For Jennifer Der Torossian, an unsettling aspect of the venture has been attacks of the "rich daddy buys daughter her own opera" variety. One singer even took the liberty of trashing her singing on his website--without actually attending a performance.
"I don't think it's unusual for someone to have that kind of professional jealousy," Der Torossian says. "But in singing it's more personal--it's like telling someone they're ugly. Your singing voice has been with you for 15 to 20 years. It's an attachment, like your eyes or your hair."

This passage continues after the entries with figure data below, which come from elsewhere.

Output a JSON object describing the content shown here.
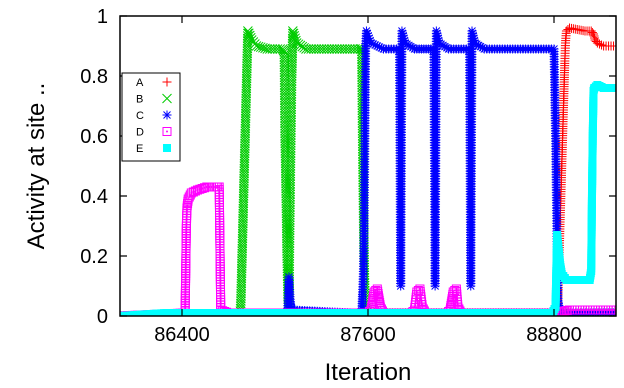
{
  "chart_data": {
    "type": "scatter",
    "title": "",
    "xlabel": "Iteration",
    "ylabel": "Activity at site ..",
    "xlim": [
      86000,
      89200
    ],
    "ylim": [
      0,
      1
    ],
    "xticks": [
      {
        "value": 86400,
        "label": "86400"
      },
      {
        "value": 87600,
        "label": "87600"
      },
      {
        "value": 88800,
        "label": "88800"
      }
    ],
    "yticks": [
      {
        "value": 0,
        "label": "0"
      },
      {
        "value": 0.2,
        "label": "0.2"
      },
      {
        "value": 0.4,
        "label": "0.4"
      },
      {
        "value": 0.6,
        "label": "0.6"
      },
      {
        "value": 0.8,
        "label": "0.8"
      },
      {
        "value": 1,
        "label": "1"
      }
    ],
    "legend_position": "left-middle",
    "grid": false,
    "series": [
      {
        "name": "A",
        "color": "#ff0000",
        "marker": "plus",
        "points": [
          [
            86000,
            0
          ],
          [
            88815,
            0
          ],
          [
            88822,
            0.02
          ],
          [
            88826,
            0.08
          ],
          [
            88830,
            0.15
          ],
          [
            88834,
            0.22
          ],
          [
            88838,
            0.29
          ],
          [
            88842,
            0.36
          ],
          [
            88846,
            0.43
          ],
          [
            88850,
            0.5
          ],
          [
            88854,
            0.57
          ],
          [
            88858,
            0.64
          ],
          [
            88862,
            0.71
          ],
          [
            88866,
            0.78
          ],
          [
            88870,
            0.85
          ],
          [
            88874,
            0.91
          ],
          [
            88880,
            0.95
          ],
          [
            88900,
            0.96
          ],
          [
            88950,
            0.955
          ],
          [
            89000,
            0.95
          ],
          [
            89040,
            0.95
          ],
          [
            89055,
            0.94
          ],
          [
            89065,
            0.92
          ],
          [
            89080,
            0.91
          ],
          [
            89120,
            0.9
          ],
          [
            89200,
            0.9
          ]
        ]
      },
      {
        "name": "B",
        "color": "#00cc00",
        "marker": "x",
        "points": [
          [
            86000,
            0
          ],
          [
            86775,
            0
          ],
          [
            86780,
            0.05
          ],
          [
            86785,
            0.15
          ],
          [
            86790,
            0.25
          ],
          [
            86795,
            0.35
          ],
          [
            86800,
            0.45
          ],
          [
            86805,
            0.55
          ],
          [
            86810,
            0.65
          ],
          [
            86815,
            0.75
          ],
          [
            86820,
            0.85
          ],
          [
            86825,
            0.95
          ],
          [
            86850,
            0.92
          ],
          [
            86880,
            0.9
          ],
          [
            86950,
            0.89
          ],
          [
            87050,
            0.89
          ],
          [
            87060,
            0.88
          ],
          [
            87065,
            0.6
          ],
          [
            87072,
            0.4
          ],
          [
            87078,
            0.2
          ],
          [
            87085,
            0.04
          ],
          [
            87090,
            0.02
          ],
          [
            87093,
            0.2
          ],
          [
            87100,
            0.5
          ],
          [
            87108,
            0.8
          ],
          [
            87115,
            0.95
          ],
          [
            87140,
            0.91
          ],
          [
            87200,
            0.89
          ],
          [
            87400,
            0.89
          ],
          [
            87550,
            0.89
          ],
          [
            87560,
            0.89
          ],
          [
            87565,
            0.6
          ],
          [
            87572,
            0.3
          ],
          [
            87580,
            0.05
          ],
          [
            87590,
            0.02
          ],
          [
            87600,
            0.01
          ],
          [
            87650,
            0.01
          ],
          [
            89200,
            0.01
          ]
        ]
      },
      {
        "name": "C",
        "color": "#0000ff",
        "marker": "star",
        "points": [
          [
            86000,
            0
          ],
          [
            87080,
            0.01
          ],
          [
            87085,
            0.05
          ],
          [
            87090,
            0.13
          ],
          [
            87095,
            0.08
          ],
          [
            87100,
            0.04
          ],
          [
            87110,
            0.02
          ],
          [
            87500,
            0.01
          ],
          [
            87560,
            0.01
          ],
          [
            87565,
            0.08
          ],
          [
            87570,
            0.14
          ],
          [
            87575,
            0.3
          ],
          [
            87580,
            0.6
          ],
          [
            87585,
            0.9
          ],
          [
            87590,
            0.95
          ],
          [
            87620,
            0.91
          ],
          [
            87700,
            0.89
          ],
          [
            87800,
            0.89
          ],
          [
            87803,
            0.88
          ],
          [
            87807,
            0.5
          ],
          [
            87811,
            0.1
          ],
          [
            87815,
            0.5
          ],
          [
            87819,
            0.95
          ],
          [
            87840,
            0.91
          ],
          [
            87900,
            0.89
          ],
          [
            88020,
            0.89
          ],
          [
            88025,
            0.88
          ],
          [
            88029,
            0.5
          ],
          [
            88033,
            0.1
          ],
          [
            88037,
            0.5
          ],
          [
            88041,
            0.95
          ],
          [
            88060,
            0.91
          ],
          [
            88120,
            0.89
          ],
          [
            88250,
            0.89
          ],
          [
            88255,
            0.88
          ],
          [
            88259,
            0.5
          ],
          [
            88263,
            0.1
          ],
          [
            88267,
            0.5
          ],
          [
            88271,
            0.95
          ],
          [
            88290,
            0.91
          ],
          [
            88350,
            0.89
          ],
          [
            88600,
            0.89
          ],
          [
            88800,
            0.89
          ],
          [
            88810,
            0.6
          ],
          [
            88818,
            0.3
          ],
          [
            88826,
            0.05
          ],
          [
            88840,
            0.01
          ],
          [
            89200,
            0.01
          ]
        ]
      },
      {
        "name": "D",
        "color": "#ff00ff",
        "marker": "dotted-square",
        "points": [
          [
            86000,
            0
          ],
          [
            86420,
            0.01
          ],
          [
            86424,
            0.15
          ],
          [
            86428,
            0.3
          ],
          [
            86432,
            0.36
          ],
          [
            86440,
            0.39
          ],
          [
            86460,
            0.41
          ],
          [
            86500,
            0.42
          ],
          [
            86560,
            0.43
          ],
          [
            86620,
            0.43
          ],
          [
            86640,
            0.43
          ],
          [
            86650,
            0.02
          ],
          [
            86700,
            0.01
          ],
          [
            87600,
            0.01
          ],
          [
            87620,
            0.02
          ],
          [
            87640,
            0.08
          ],
          [
            87660,
            0.09
          ],
          [
            87680,
            0.03
          ],
          [
            87700,
            0.01
          ],
          [
            87880,
            0.01
          ],
          [
            87900,
            0.02
          ],
          [
            87915,
            0.08
          ],
          [
            87935,
            0.09
          ],
          [
            87950,
            0.03
          ],
          [
            87970,
            0.01
          ],
          [
            88110,
            0.01
          ],
          [
            88130,
            0.02
          ],
          [
            88150,
            0.08
          ],
          [
            88170,
            0.09
          ],
          [
            88180,
            0.03
          ],
          [
            88200,
            0.01
          ],
          [
            88800,
            0.01
          ],
          [
            88900,
            0.02
          ],
          [
            89000,
            0.02
          ],
          [
            89100,
            0.02
          ],
          [
            89200,
            0.02
          ]
        ]
      },
      {
        "name": "E",
        "color": "#00ffff",
        "marker": "filled-square",
        "points": [
          [
            86000,
            0
          ],
          [
            86300,
            0.01
          ],
          [
            88790,
            0.01
          ],
          [
            88810,
            0.03
          ],
          [
            88820,
            0.27
          ],
          [
            88830,
            0.22
          ],
          [
            88840,
            0.17
          ],
          [
            88850,
            0.14
          ],
          [
            88880,
            0.12
          ],
          [
            88950,
            0.12
          ],
          [
            89000,
            0.12
          ],
          [
            89030,
            0.12
          ],
          [
            89040,
            0.15
          ],
          [
            89045,
            0.4
          ],
          [
            89050,
            0.6
          ],
          [
            89055,
            0.75
          ],
          [
            89060,
            0.76
          ],
          [
            89080,
            0.77
          ],
          [
            89120,
            0.76
          ],
          [
            89200,
            0.76
          ]
        ]
      }
    ]
  }
}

If her talent weren't enough to refute the rumors--she will appear this October as a winner of New York City's vaunted Puccini Competition--her backstage efforts would certainly turn the tide. In addition to scouting talent and handling the company's books and contracts, Der Torossian indulges in a DeNiro-esque streak of method acting, creating all four of her outfits for La Bohème to get a better feeling for Mimi, who works as a seamstress.
If any further vindication were required, it came this spring when Villa Montalvo programmer Bruce Labadie saw Bay Shore's production of La Traviata and immediately booked the company for the 1,700-seat Mountain Winery. Labadie pointed to the quality of Bay Shore's production, as well as its solid Silicon Valley membership base and Montalvo's well-established opera following, a result of a longtime association with San Francisco's Merola Opera Program.
As for Der Torossian, her appearance at the Puccini Competition and her association with former Metropolitan diva Licia Albanese may yet lead to the major-house career she has been seeking. Regardless, Bay Shore will continue producing operas. If the company were just a means to an end, she says, she could just as easily have gone the route of popular opera singers like Cecilia Bartoli and Andrea Bocelli.
"We sit down and think about these things," she says. "And we say if we really wanted to buy me a career, we could sink half a million into an agent and a marketing guy, and I could be in a major house today. But then look at what we've done for Capitola! There's so much joy in bringing something like that to an area that didn't have it before."